A representar a Escola estiveram ainda as equipas Safe Mesh e ALERTA WaveGuard. A Safe Mesh, ideia de Nicollas Nogueira, estudante de licenciatura em Engenharia Eletroténica e de computadores e Larissa Montefusco, estudante de mestrado em Engenharia Eletrotécnica e de Computadores, surgiu após a observação de “dois casos impactantes”, o apagão ibérico e a tempestade Kristin, em Leiria. Safe Mesh é uma camada extra de comunicação por texto para situações de emergência. “É uma rede autónoma e confiável. O nosso grande diferencial é a simplicidade da utilização, qualquer pessoa vai conseguir utilizar e comunicar com segurança”, assegurou Nicollas, que também colabora com o Instituto de Tecnologias Interativas (ITI).
Larissa Montefusco, que colabora com Instituto de Engenharia de Sistemas e Computadores – Investigação e Desenvolvimento em Lisboa (INESC-ID) na área de eletromobilidade, conta que todo o processo “foi uma descoberta”, desde o desenvolvimento da aplicação, que funciona sem internet, até à criação do Website, da landing page e da componente energética, com painéis solares. “Nós aproveitamos a energia solar de dia e depois à noite usamos baterias, foi muito interessante trabalhar com essa parte mais eletrónica de potência”, afirmou.

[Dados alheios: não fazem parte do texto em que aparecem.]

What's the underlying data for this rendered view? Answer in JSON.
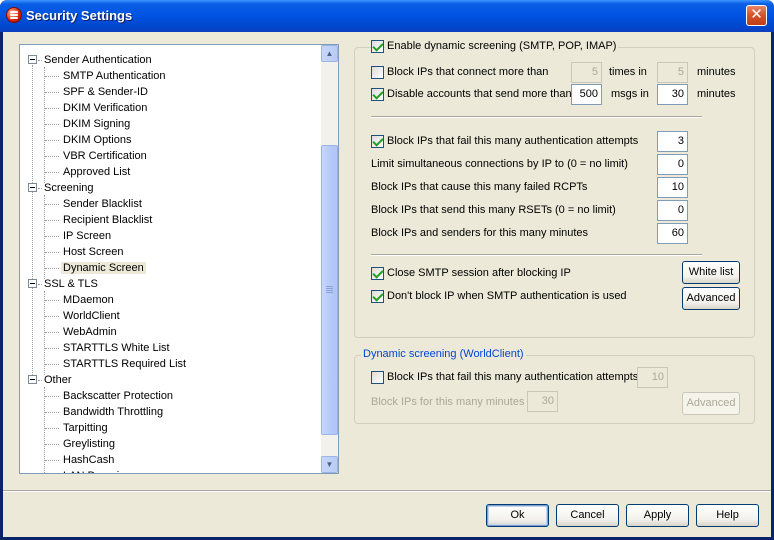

Já a ALERTA WaveGuard, startup de inovação interna da Junitec – Júnior Empresas do Técnico, desenvolveu um sistema de deteção de quedas para lares e instituições. Matilde Ribeiro e Sousa, estudante de Engenharia Mecânica, acredita que o valor do projeto reside na possibilidade de “vir a ajudar outros”. A ideia utiliza sensores de radar para monitorizar a posição de uma pessoa idosa, acionando o alerta em caso de queda. “O foco é usar sensores de radar que permitem a monitorização contínua da pessoa idosa quando está dentro de casa, mas também a sua segurança, ou seja não usam câmaras” explicou. Segundo a estudante, o projeto pretende responder a uma lacuna no mercado. “Percebemos que há uma quebra no mercado de sistemas de deteção de quedas que são usados ou aplicados a esta geração”, completou.